The deluge of spam is prompting online services like BT Openworld to take action to stem the flow of unwanted offers for miracle cures, get-rich-quick schemes and adult products.

The company offers an e-mail protection service to its customers for £1 a month.

Legal steps

In the US, internet giants AOL, Yahoo and Microsoft have all been touting their anti-spam features.

AOL recently said it blocked about two billion junk messages in a single day, while last week Microsoft revealed its anti-spam measures now net about 2.4 billion spam e-mails sent to its Hotmail and MSN customers.

Some firms are taking to the courts to stop the spammers.

Earlier this week, US net provider Earthlink won $16.4m (£10.3m) damages and a permanent injunction against someone who sent 850 million unsolicited e-mails via its service.

Law suits brought by Microsoft and AOL against suspected spammers are still making their way through the courts. ”

Monkey business

Monkey business

Wired story:

“Researchers at Plymouth University in England reported this week that primates left alone with a computer attacked the machine and failed to produce a single word.

“They pressed a lot of S’s,” researcher Mike Phillips said Friday. “Obviously, English isn’t their first language.”

A group of faculty and students in the university’s media program left a computer in the monkey enclosure at Paignton Zoo in southwest England, home to six Sulawesi crested macaques.
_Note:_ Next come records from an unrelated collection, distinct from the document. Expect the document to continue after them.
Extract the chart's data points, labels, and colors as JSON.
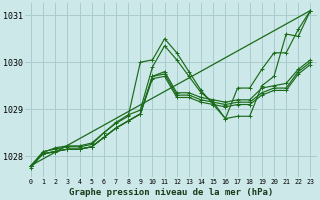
{
  "xlabel": "Graphe pression niveau de la mer (hPa)",
  "bg_color": "#cce8e8",
  "grid_color": "#aacccc",
  "line_color": "#1a6b1a",
  "x_ticks": [
    0,
    1,
    2,
    3,
    4,
    5,
    6,
    7,
    8,
    9,
    10,
    11,
    12,
    13,
    14,
    15,
    16,
    17,
    18,
    19,
    20,
    21,
    22,
    23
  ],
  "ylim": [
    1027.55,
    1031.25
  ],
  "yticks": [
    1028,
    1029,
    1030,
    1031
  ],
  "series": [
    [
      1027.8,
      1028.1,
      1028.15,
      1028.2,
      1028.2,
      1028.25,
      1028.5,
      1028.7,
      1028.85,
      1030.0,
      1030.05,
      1030.5,
      1030.2,
      1029.8,
      1029.4,
      1029.1,
      1028.8,
      1028.85,
      1028.85,
      1029.5,
      1029.7,
      1030.6,
      1030.55,
      1031.1
    ],
    [
      1027.8,
      1028.05,
      1028.1,
      1028.15,
      1028.15,
      1028.2,
      1028.4,
      1028.6,
      1028.75,
      1028.9,
      1029.7,
      1029.8,
      1029.35,
      1029.35,
      1029.25,
      1029.2,
      1029.15,
      1029.2,
      1029.2,
      1029.45,
      1029.5,
      1029.55,
      1029.85,
      1030.05
    ],
    [
      1027.8,
      1028.05,
      1028.1,
      1028.15,
      1028.15,
      1028.2,
      1028.4,
      1028.6,
      1028.75,
      1028.9,
      1029.7,
      1029.75,
      1029.3,
      1029.3,
      1029.2,
      1029.15,
      1029.1,
      1029.15,
      1029.15,
      1029.35,
      1029.45,
      1029.45,
      1029.8,
      1030.0
    ],
    [
      1027.8,
      1028.05,
      1028.1,
      1028.15,
      1028.15,
      1028.2,
      1028.4,
      1028.6,
      1028.75,
      1028.9,
      1029.65,
      1029.7,
      1029.25,
      1029.25,
      1029.15,
      1029.1,
      1029.05,
      1029.1,
      1029.1,
      1029.3,
      1029.4,
      1029.4,
      1029.75,
      1029.95
    ],
    [
      1027.75,
      1028.08,
      1028.18,
      1028.22,
      1028.22,
      1028.28,
      1028.5,
      1028.72,
      1028.88,
      1028.98,
      1029.9,
      1030.35,
      1030.05,
      1029.7,
      1029.35,
      1029.15,
      1028.8,
      1029.45,
      1029.45,
      1029.85,
      1030.2,
      1030.2,
      1030.7,
      1031.1
    ]
  ]
}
Then, they waited.

At first, said Phillips, “the lead male got a stone and started bashing the hell out of it.

“Another thing they were interested in was in defecating and urinating all over the keyboard,” added Phillips, who runs the university’s Institute of Digital Arts and Technologies.
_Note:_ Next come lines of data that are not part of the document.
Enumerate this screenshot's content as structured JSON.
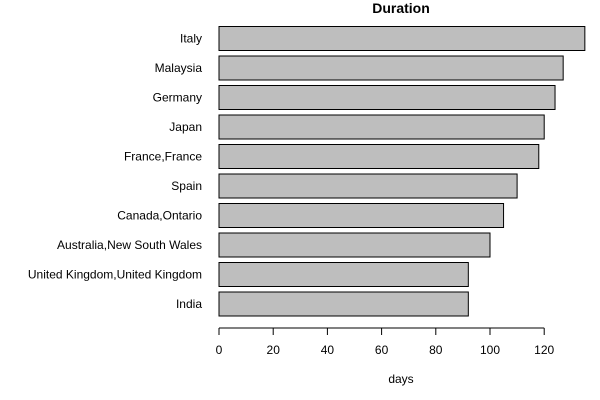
{
  "chart_data": {
    "type": "bar",
    "orientation": "horizontal",
    "title": "Duration",
    "xlabel": "days",
    "ylabel": "",
    "categories": [
      "Italy",
      "Malaysia",
      "Germany",
      "Japan",
      "France,France",
      "Spain",
      "Canada,Ontario",
      "Australia,New South Wales",
      "United Kingdom,United Kingdom",
      "India"
    ],
    "values": [
      135,
      127,
      124,
      120,
      118,
      110,
      105,
      100,
      92,
      92
    ],
    "xlim": [
      0,
      135
    ],
    "xticks": [
      0,
      20,
      40,
      60,
      80,
      100,
      120
    ],
    "grid": false,
    "legend": "none",
    "bar_color": "#bebebe",
    "border_color": "#000000"
  }
}
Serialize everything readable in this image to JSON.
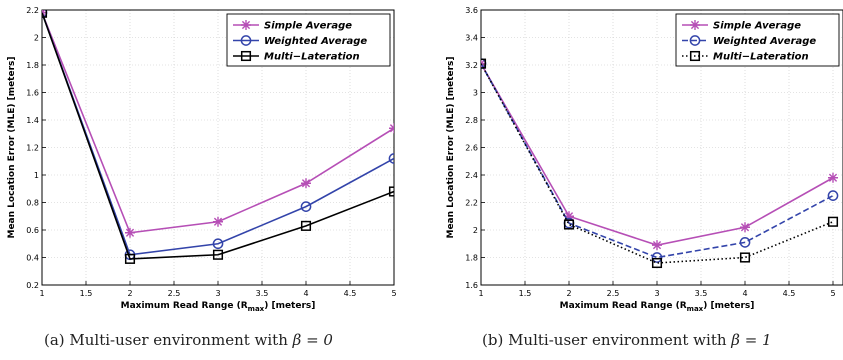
{
  "chart_data": [
    {
      "type": "line",
      "xlabel": "Maximum Read Range (R",
      "xlabel_sub": "max",
      "xlabel_tail": ") [meters]",
      "ylabel": "Mean Location Error (MLE) [meters]",
      "xlim": [
        1,
        5
      ],
      "ylim": [
        0.2,
        2.2
      ],
      "xticks": [
        "1",
        "1.5",
        "2",
        "2.5",
        "3",
        "3.5",
        "4",
        "4.5",
        "5"
      ],
      "yticks": [
        "0.2",
        "0.4",
        "0.6",
        "0.8",
        "1",
        "1.2",
        "1.4",
        "1.6",
        "1.8",
        "2",
        "2.2"
      ],
      "grid": true,
      "legend_position": "top-right",
      "x": [
        1,
        2,
        3,
        4,
        5
      ],
      "series": [
        {
          "name": "Simple Average",
          "values": [
            2.18,
            0.58,
            0.66,
            0.94,
            1.34
          ],
          "color": "#b64fb6",
          "marker": "star",
          "dash": "solid"
        },
        {
          "name": "Weighted Average",
          "values": [
            2.18,
            0.42,
            0.5,
            0.77,
            1.12
          ],
          "color": "#3344aa",
          "marker": "circle",
          "dash": "solid"
        },
        {
          "name": "Multi−Lateration",
          "values": [
            2.18,
            0.39,
            0.42,
            0.63,
            0.88
          ],
          "color": "#000000",
          "marker": "square",
          "dash": "solid"
        }
      ],
      "caption_prefix": "(a)  Multi-user environment with ",
      "caption_math": "β = 0"
    },
    {
      "type": "line",
      "xlabel": "Maximum Read Range (R",
      "xlabel_sub": "max",
      "xlabel_tail": ") [meters]",
      "ylabel": "Mean Location Error (MLE) [meters]",
      "xlim": [
        1,
        5
      ],
      "ylim": [
        1.6,
        3.6
      ],
      "xticks": [
        "1",
        "1.5",
        "2",
        "2.5",
        "3",
        "3.5",
        "4",
        "4.5",
        "5"
      ],
      "yticks": [
        "1.6",
        "1.8",
        "2",
        "2.2",
        "2.4",
        "2.6",
        "2.8",
        "3",
        "3.2",
        "3.4",
        "3.6"
      ],
      "grid": true,
      "legend_position": "top-right",
      "x": [
        1,
        2,
        3,
        4,
        5
      ],
      "series": [
        {
          "name": "Simple Average",
          "values": [
            3.21,
            2.1,
            1.89,
            2.02,
            2.38
          ],
          "color": "#b64fb6",
          "marker": "star",
          "dash": "solid"
        },
        {
          "name": "Weighted Average",
          "values": [
            3.21,
            2.05,
            1.8,
            1.91,
            2.25
          ],
          "color": "#3344aa",
          "marker": "circle",
          "dash": "dashed"
        },
        {
          "name": "Multi−Lateration",
          "values": [
            3.21,
            2.04,
            1.76,
            1.8,
            2.06
          ],
          "color": "#000000",
          "marker": "square",
          "dash": "dotted"
        }
      ],
      "caption_prefix": "(b)  Multi-user environment with ",
      "caption_math": "β = 1"
    }
  ]
}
Eventually, monkeys Elmo, Gum, Heather, Holly, Mistletoe and Rowan produced five pages of text, composed primarily of the letter S. Later, the letters A, J, L and M crept in.”

Record companies diversify — into illegal hacking

Record companies diversify — into illegal hacking
NYT story.

“Some of the world’s biggest record companies, facing rampant online piracy, are quietly financing the development and testing of software programs that would sabotage the computers and Internet connections of people who download pirated music, according to industry executives.

The record companies are exploring options on new countermeasures, which some experts say have varying degrees of legality, to deter online theft: from attacking personal Internet connections so as to slow or halt downloads of pirated music to overwhelming the distribution networks with potentially malicious programs that masquerade as music files.”